I suspect that part of the problem faced by many undergraduates is that their strategies for remembering mathematics have been developed to deal with what is mostly information of the first two kinds. However, as they progress, the type of material that has to be remembered increases considerably in complexity, and they may not receive much explicit guidance in how to cope with this new problem. Certainly it took me a long time to realize that it was an issue, and so to start to provide such guidance.

Again, I strongly recommend to my students that they don't try to learn off by heart the definition I give in class. I tell them to think about what the definition means, re-express it in their own words, in different ways, draw pictures, think of examples of things which satisfy the definition (and which don't). To try to distill out a brief expression of the idea in their own words, and use that as a skeleton for a formal statement.

This advice is heavily biased by the fact that the only way I can retain this type of material is by working with the idea until it is a natural tool, and then I can construct a formal definition whenever it is needed. And it is rarely expressed exactly the same way as the previous time.

Underneath it all, it isn't really a matter of learning the definition. It's a matter of absorbing the definition by working with it, and then constructing a statement of the definition when it is required.

Type 4

Learning proofs is something of a bugbear for many students. They often seem to see being asked to produce proofs as part of an exam as analogous to having some jack-booted fascist insist that they jump through a flaming hoop just because they can. So the first task is to explain that there is a rationale to why knowledge of some proofs is required: it is because they use techniques, or ideas, which can also be used in other situations. It helps to make this plausible if the proof techniques are in fact used in other situations.

So, let's assume that the students have been persuaded that knowing how to prove some standard results is a Good Thing for reasons other than to obtain an extra 5 marks in the exam. (In my experience, if the promise of 5 marks is the only motivation, it is a pretty weak one,, judging by the level of performance it elicits.)

Again, I strongly advise the students against trying to learn the proof off by heart.
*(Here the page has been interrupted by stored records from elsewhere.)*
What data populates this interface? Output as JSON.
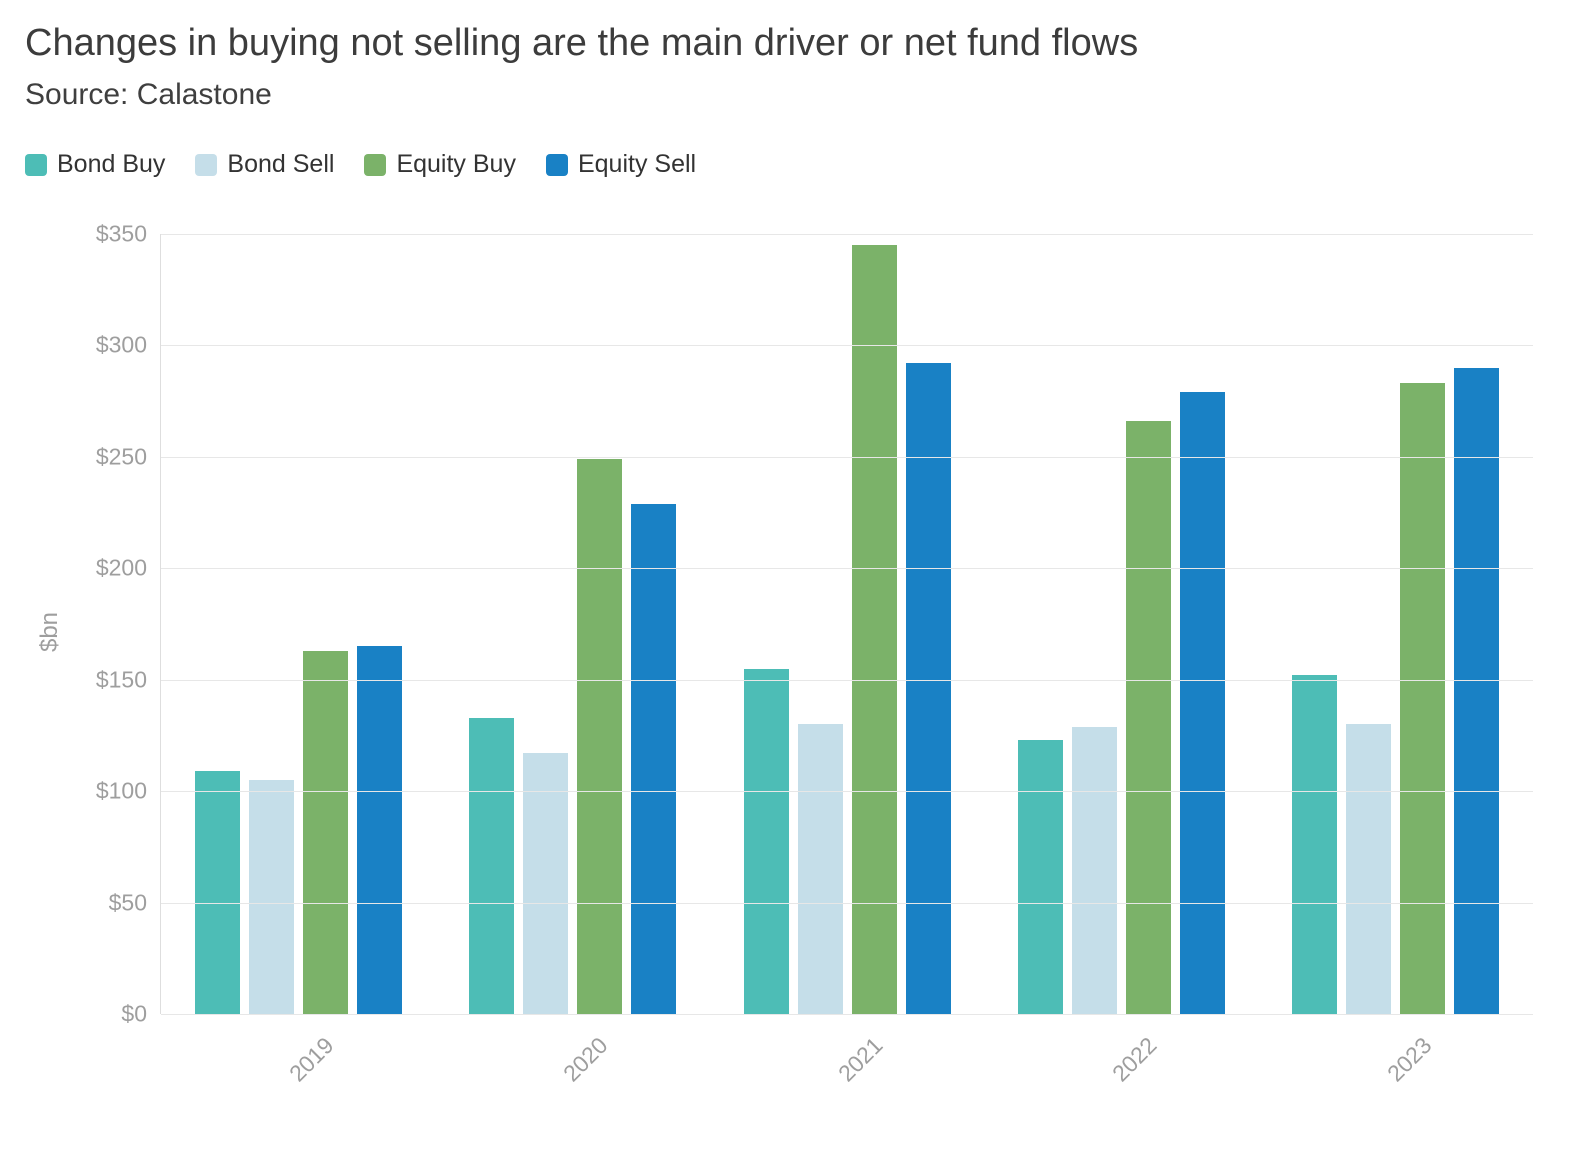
{
  "header": {
    "title": "Changes in buying not selling are the main driver or net fund flows",
    "subtitle": "Source: Calastone"
  },
  "chart_data": {
    "type": "bar",
    "title": "Changes in buying not selling are the main driver or net fund flows",
    "source": "Source: Calastone",
    "xlabel": "",
    "ylabel": "$bn",
    "ylim": [
      0,
      350
    ],
    "grid": "horizontal",
    "legend_position": "top-left",
    "yticks": [
      {
        "value": 0,
        "label": "$0"
      },
      {
        "value": 50,
        "label": "$50"
      },
      {
        "value": 100,
        "label": "$100"
      },
      {
        "value": 150,
        "label": "$150"
      },
      {
        "value": 200,
        "label": "$200"
      },
      {
        "value": 250,
        "label": "$250"
      },
      {
        "value": 300,
        "label": "$300"
      },
      {
        "value": 350,
        "label": "$350"
      }
    ],
    "categories": [
      "2019",
      "2020",
      "2021",
      "2022",
      "2023"
    ],
    "series": [
      {
        "name": "Bond Buy",
        "color": "#4dbdb6",
        "values": [
          109,
          133,
          155,
          123,
          152
        ]
      },
      {
        "name": "Bond Sell",
        "color": "#c5dee9",
        "values": [
          105,
          117,
          130,
          129,
          130
        ]
      },
      {
        "name": "Equity Buy",
        "color": "#7bb269",
        "values": [
          163,
          249,
          345,
          266,
          283
        ]
      },
      {
        "name": "Equity Sell",
        "color": "#1981c5",
        "values": [
          165,
          229,
          292,
          279,
          290
        ]
      }
    ]
  }
}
The first thing I advise is to work through the proof to understand it. This seems obvious, but to at least some students it seems like additional work, not a labour-saving device. It's hard to remember something you don't understand.

But there is the question of what it means to understand it. A necessary, but not sufficient condition is that the logic of the step from each line to the next be clearly understood. But that certainly isn't enough. In addition to that there has to be an understanding of how the steps accumulate to provide the proof. There is generally a core idea that the structure of the proof is built around, and a firm grip of that central idea (or possibly ideas) together with how the individual steps realize the idea combine to give a solid feel for the truth of the result. Ideally, it shouldn't just be an intellectual acceptance that the steps go from premises to conclusion, so the conclusion must be right, but a more visceral feeling for the truth of the conclusion.

And once the proof has been thought through, wrestled with, and boiled down to a core idea or two, there should be no necessity to 'learn the proof'. The statement of the theorem automatically throws up the core ideas of the proof, and fleshing those ideas out to a formal proof is then just (!) a matter of putting in the detail.

The philosophy here is similar to that for Type 3; you don't learn the proof, you wrestle with it and work with it until it is absorbed into your mathematical toolkit. Eventually you remember it. At no point do you memorize it.


It may have been patently obvious, but the above is not the result of me carrying out carefully designed scientific experiments into just which strategies for learning different types of material are most effective. Some of it is based on reading about how memory works, some on what works for me, and some on the responses I've received to advice I've given to students in the past.